I got to see some of the first round of men's figure skating when Brian Joubert, from France performed.  He did well, but fell once and you'd think the world had come to an end...lots and lots of disconcerted oh,la, la's....as opposed to ooh, la, la which is a good thing.  There seems to be some shadow following he and his mother...whom from what I can gather is the reason Joubert cannot win Olympic gold in his sport.  And this seems to be a growing and offending trend...blaming someone else for athletes' failure to achieve their goals.

For Joubert, the "establishment" blames his mother for not encouraging him to train in South Korea.  The guy missed a jump and failed to complete some other planned elements...it happens.  For Evgeny Plushenko, Silver Medalist in Men's Skating, he did not win gold because as he asserts, the judges were against him and other European skaters.  He did a quad and bullied his way through the rest of his performance.  The judges found it lacking.  Lysacek did not do a quad, but his performance was technically and artistically better. Plushenko went on French TV after WINNING a Silver Medal and encouraged the European judges to bond together and "lobby" against the Americans...what???  He insisted that the IOC make mens' skating more athletic and require moves like the quadruple jumps and less about technical and artistic skill.  Where is Citius, Altius, Fortis?  Evgney, by all means, challenge yourself to do a hundred quads if you want...but a lousy quad is a lousy quad.   Such ranting smacks of athletic elitism and does not belong at the Olympics.  The person who places last has a much right to take the ice and try...to compete....to be braver than a person who has been groomed by his family and country since the day he was born to skate and win.  Or in Evgeny's situation, skate and whine.

I remember Great Britain's Eddie the Eagle Edwards, careening down the ski jump., over weight and foggy eye glasses, but coming back time and again to compete...he never won a medal, but he won the hearts of the world.  There's the Jamaican Bobsled team who didn't have a snowball's chance in Jamica and Afghanistan's Robina Muqimyar a Muslim woman who ran the 100 meters,  ran wearing trousers and longer sleeves and a head covering...but ran for her country, ran for her gender, ran for her faith...these are examples of Citius, Altius, Fortius.

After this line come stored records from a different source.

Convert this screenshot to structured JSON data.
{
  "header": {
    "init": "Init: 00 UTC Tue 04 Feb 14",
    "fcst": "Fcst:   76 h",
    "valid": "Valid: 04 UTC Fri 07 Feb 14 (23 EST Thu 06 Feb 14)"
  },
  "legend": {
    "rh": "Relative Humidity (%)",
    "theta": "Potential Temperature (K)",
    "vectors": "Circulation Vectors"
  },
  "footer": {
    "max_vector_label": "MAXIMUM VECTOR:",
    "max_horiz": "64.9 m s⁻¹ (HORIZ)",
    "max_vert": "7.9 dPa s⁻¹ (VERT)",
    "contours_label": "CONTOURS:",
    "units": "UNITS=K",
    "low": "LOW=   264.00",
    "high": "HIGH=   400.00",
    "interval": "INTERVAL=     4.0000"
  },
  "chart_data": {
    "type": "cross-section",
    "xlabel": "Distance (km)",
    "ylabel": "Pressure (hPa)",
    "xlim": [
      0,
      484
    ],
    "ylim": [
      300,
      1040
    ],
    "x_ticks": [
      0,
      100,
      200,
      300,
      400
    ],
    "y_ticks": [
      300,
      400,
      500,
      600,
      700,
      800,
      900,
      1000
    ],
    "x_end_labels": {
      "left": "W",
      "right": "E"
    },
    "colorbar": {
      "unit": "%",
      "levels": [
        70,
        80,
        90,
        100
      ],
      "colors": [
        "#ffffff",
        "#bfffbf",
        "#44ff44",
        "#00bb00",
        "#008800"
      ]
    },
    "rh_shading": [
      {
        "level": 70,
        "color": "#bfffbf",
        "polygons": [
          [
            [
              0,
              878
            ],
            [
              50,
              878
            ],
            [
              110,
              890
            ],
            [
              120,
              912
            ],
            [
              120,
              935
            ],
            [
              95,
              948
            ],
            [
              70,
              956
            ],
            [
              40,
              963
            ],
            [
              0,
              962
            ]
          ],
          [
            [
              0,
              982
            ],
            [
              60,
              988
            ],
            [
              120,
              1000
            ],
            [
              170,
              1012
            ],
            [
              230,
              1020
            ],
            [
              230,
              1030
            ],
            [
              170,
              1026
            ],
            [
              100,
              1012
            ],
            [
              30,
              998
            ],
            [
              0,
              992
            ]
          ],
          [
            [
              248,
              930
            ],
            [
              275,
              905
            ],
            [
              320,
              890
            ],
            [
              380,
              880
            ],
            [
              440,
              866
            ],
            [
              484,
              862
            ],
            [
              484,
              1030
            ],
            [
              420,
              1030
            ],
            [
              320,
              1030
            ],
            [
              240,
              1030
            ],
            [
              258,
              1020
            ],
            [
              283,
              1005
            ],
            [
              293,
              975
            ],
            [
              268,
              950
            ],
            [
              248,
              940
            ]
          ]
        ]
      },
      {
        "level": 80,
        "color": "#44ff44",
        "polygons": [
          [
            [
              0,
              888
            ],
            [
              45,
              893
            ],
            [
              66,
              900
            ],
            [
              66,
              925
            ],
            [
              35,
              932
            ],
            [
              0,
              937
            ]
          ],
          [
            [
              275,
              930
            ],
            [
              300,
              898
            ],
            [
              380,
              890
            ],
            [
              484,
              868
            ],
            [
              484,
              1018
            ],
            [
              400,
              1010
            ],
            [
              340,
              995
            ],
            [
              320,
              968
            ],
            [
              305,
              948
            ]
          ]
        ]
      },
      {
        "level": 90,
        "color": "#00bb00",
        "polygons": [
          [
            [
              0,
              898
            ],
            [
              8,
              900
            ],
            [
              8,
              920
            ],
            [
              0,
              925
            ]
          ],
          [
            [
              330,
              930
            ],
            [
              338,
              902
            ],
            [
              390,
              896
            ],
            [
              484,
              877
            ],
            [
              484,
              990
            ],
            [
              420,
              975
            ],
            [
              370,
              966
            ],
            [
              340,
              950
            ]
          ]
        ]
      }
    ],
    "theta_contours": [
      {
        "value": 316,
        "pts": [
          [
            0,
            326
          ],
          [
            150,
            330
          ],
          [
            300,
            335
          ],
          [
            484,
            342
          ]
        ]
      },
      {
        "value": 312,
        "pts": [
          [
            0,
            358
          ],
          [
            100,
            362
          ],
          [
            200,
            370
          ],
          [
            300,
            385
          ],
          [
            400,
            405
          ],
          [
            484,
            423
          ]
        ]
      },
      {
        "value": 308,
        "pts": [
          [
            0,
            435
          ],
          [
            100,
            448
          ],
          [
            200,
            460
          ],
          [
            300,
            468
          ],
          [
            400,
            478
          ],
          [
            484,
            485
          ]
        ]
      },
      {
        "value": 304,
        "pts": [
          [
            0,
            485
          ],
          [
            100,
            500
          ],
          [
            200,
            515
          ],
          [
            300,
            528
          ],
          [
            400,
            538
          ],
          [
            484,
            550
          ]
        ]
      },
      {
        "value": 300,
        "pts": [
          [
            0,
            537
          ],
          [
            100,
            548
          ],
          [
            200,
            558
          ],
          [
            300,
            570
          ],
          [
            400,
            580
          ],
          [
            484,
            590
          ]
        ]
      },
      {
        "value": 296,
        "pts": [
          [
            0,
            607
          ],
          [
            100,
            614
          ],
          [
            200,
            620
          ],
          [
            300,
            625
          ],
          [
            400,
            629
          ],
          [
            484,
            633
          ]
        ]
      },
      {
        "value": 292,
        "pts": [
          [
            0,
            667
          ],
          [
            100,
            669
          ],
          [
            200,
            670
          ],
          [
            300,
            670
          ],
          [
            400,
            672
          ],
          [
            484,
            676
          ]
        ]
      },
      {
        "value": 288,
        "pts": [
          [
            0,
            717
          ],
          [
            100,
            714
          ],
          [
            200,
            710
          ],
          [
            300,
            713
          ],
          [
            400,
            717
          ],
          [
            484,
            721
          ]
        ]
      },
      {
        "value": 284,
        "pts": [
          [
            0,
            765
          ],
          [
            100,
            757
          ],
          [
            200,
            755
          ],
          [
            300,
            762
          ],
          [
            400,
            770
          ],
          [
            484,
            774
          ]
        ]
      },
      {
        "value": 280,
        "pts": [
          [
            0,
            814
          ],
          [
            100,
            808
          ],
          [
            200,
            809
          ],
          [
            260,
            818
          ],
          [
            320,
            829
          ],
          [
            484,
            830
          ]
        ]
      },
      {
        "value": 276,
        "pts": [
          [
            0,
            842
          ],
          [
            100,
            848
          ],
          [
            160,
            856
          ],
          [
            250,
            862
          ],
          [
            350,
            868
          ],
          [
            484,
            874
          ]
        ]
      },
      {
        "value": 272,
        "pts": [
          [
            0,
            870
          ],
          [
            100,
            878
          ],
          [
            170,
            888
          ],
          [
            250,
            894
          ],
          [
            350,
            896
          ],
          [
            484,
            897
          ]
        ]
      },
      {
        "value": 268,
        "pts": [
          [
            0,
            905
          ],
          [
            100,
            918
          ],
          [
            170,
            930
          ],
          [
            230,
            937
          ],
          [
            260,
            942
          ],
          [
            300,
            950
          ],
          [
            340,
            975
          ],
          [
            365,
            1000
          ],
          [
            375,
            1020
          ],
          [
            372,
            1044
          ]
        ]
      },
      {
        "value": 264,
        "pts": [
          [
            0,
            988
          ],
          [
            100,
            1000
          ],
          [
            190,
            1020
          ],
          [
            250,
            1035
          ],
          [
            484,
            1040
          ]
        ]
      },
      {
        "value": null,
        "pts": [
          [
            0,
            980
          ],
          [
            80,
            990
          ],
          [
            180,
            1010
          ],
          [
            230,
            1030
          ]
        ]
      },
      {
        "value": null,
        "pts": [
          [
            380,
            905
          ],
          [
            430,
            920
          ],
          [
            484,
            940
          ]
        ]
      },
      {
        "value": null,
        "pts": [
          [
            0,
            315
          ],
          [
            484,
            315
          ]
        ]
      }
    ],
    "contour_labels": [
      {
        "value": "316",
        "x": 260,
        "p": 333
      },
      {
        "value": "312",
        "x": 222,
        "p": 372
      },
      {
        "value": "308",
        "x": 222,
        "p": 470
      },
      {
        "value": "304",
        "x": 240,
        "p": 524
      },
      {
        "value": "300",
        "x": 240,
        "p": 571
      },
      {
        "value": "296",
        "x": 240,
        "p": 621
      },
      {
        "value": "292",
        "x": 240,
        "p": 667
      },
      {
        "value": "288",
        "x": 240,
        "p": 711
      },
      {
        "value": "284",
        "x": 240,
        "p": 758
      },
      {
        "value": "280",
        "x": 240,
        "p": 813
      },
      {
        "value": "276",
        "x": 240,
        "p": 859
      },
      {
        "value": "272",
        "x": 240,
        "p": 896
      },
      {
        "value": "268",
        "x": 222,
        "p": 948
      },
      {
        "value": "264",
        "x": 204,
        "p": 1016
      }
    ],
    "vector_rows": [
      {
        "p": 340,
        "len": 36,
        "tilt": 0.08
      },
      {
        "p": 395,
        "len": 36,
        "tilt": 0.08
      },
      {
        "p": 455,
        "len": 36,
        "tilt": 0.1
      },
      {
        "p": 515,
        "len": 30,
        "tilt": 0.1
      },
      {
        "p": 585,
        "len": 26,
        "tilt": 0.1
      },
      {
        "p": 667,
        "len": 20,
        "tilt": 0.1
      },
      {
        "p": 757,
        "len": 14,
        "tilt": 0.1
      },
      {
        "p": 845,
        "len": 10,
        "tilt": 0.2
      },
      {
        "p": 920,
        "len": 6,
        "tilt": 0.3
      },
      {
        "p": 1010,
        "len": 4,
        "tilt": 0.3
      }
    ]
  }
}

Patriotism and pride in those talented men and women who represent their fellow countrymen and women is not a bad thing.  I sing and cry everytime I hear the National Anthem and see Old Glory.  I tear up when we lose and I hold my breath and pray when someone falls or fails...but I never seek to blame.  I love watching the best and I cheer louder for those who come in last...they all should be appreciated for their time and talent...maybe we need to focus more on the human side of the story rather than wonder what future endorsements may make this snowboarder a billionaire before he is thirty, hmmm?

I think it is high time all the modern Olympic athletes but most especially those whose sense of entitlement has driven the Olympic motto from their hearts should attend the next Special Olympics and Para-Olympic Games.  There lives Swifter, Higher, Braver...Swifter, Higher Stronger.  Theses Special Olympians find joy in the games, love the competiton and love their competitors.  Here honor and sportsmanship, personal triumph over real challenges and satisfaction in doing your best are paramount.  Gold, Silver and Bronze are cold metal...the handshake or embrace of your fellow athletes at the end of the contest is warm, real and far more valuable. 

This year, I have heard and read that the Olympic Games are boring.  Sports like curling and cross country skiing are dull.  Ice dancing is lame. The future of the Olympics should be Sexy, Stylin' and Extreme..sounds like Super Bowl commercial.  I hope the sports do grow and reflect the skills and realities of the 21st century, but not at the cost of Olympic ideals.  It is not about money or brand names or being best.  Citius, Altius, Fortius...it is about being human.